Although many funds pay income in addition to capital growth, funds whose primary objective is to pay income can be found in the UK and Global Equity Income categories. According to investment information provider Trustnet, most UK equity income funds currently pay a dividend yield of between 3% and 5%.

When purchasing funds, you may be offered a choice of distribution or capitalization units. Distribution units pay cash dividends to investors. With accumulating shares, dividends are used to purchase additional shares in the fund, providing the opportunity for future capital growth by reinvesting dividends.

Interest from savings accounts and bonds

a) Company shares

Depositing your money in a savings account also produces passive income. Easy Access Savings Accounts currently earn up to 1.2%, while regular mainstream savings accounts offer rates of up to 2.0%, although these usually have a monthly limit of £100-500.

It is worth reviewing the interest rate regularly, as it may include a bonus rate for a limited period. In addition, banks cannot pass on any increase in the Bank of England base rate in full to customers with variable interest rate accounts.

You should also check that your account is covered by the Financial Services Compensation Scheme, which protects customers up to £85,000 if a bank or building society fails.

Although investing in savings accounts is less risky than the stock market, the average return has also been historically lower. Given the current inflation rate of 7%, money invested in savings accounts paying an interest rate of 1% will effectively lose 6% in real terms each year.

b) Fixed rate bonds

Fixed rate bonds are another option if you are willing to tie up your money for a longer period. Some of the major fixed rate bonds offered by banks and building societies pay up to 2.4% for a two-year fixed rate or 2.6% for a five-year fixed rate.

c) Premium Bonds

Premium bonds are a type of National Savings & Investments (NS&I) savings product, held by over 21 million people in the UK. Instead of paying interest, Premium Bonds offer bondholders the chance to win prizes ranging from £25 to £1million each month tax-free. You can withdraw your money at any time by cashing in all or part of your bonds.

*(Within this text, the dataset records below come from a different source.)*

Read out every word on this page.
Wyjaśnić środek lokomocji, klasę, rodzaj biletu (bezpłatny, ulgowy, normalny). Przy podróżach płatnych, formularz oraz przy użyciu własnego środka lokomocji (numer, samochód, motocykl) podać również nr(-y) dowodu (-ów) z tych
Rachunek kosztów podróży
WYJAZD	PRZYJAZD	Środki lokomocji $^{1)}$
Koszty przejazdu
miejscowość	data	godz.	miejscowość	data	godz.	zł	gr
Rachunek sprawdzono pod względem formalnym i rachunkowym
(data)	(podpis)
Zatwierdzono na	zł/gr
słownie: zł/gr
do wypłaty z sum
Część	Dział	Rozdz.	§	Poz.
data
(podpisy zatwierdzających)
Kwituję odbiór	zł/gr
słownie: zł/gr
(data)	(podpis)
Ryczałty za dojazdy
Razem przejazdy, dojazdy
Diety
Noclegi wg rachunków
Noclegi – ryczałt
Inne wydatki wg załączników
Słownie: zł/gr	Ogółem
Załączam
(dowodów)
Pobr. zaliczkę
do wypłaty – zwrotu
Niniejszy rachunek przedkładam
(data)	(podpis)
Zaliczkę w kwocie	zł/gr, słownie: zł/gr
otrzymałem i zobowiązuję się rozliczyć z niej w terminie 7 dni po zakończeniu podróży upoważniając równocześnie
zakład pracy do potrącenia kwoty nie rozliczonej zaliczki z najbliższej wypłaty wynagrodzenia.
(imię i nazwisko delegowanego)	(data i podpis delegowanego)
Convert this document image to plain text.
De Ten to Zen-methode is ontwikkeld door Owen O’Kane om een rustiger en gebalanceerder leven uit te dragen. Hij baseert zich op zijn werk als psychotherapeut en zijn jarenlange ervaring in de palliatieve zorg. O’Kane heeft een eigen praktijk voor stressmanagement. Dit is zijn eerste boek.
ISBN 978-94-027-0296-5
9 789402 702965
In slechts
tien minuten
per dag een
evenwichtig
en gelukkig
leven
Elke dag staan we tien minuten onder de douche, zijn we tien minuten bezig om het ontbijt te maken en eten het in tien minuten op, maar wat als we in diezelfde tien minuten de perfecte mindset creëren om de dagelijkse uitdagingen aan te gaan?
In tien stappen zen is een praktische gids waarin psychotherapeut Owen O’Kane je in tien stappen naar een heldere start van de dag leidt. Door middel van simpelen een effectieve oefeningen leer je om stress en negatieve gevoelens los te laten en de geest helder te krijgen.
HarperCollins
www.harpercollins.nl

According to the NS&I, there are 34,500 to one odds of winning a prize per £1 bond, which equates to an interest rate of 1.0%. This rate is currently just below major easy-to-access savings accounts, although there’s no guarantee you’ll win a prize.

Property income

Investing in real estate can generate substantial passive income, whether it’s long-term rentals or short-term vacation rentals. However, this involves a significant initial investment, as well as ongoing maintenance and management of the property.

Homeowners have faced an increasingly difficult environment in the UK, with the end of mortgage interest tax relief in 2020, rising interest rates and the recent requirement for a certificate of minimum energy performance for rental properties.

The property yield is used as an empirical measure to estimate the annual property yield and is calculated as the annual rent divided by the purchase price. According to property developer SevenCapital, the average rental yield in the UK is 3.6% (as of April 2022).

However, the yield varies by region, with SevenCapital reporting that average property yields in 2021 ranged from 2.9% in London to 4.4% in the North West. Although vacation rentals may offer higher potential returns, this depends on the number of weeks per year the property is rented out and additional management fees.

In summary, the return to property income is low, since costs such as mortgage interest and maintenance must be deducted from rental income. However, rental properties can also provide additional capital over a longer term period.

Final Thoughts

Although significant capital is required to invest in real estate, it is possible to generate passive income by investing small amounts of money in savings accounts and stock investments.

As with any investment, you need to consider the level of risk associated with the product and whether you are able to absorb any losses. In most cases, income tax will be payable on passive income, unless you hold investments in a tax-advantaged package such as an ISA.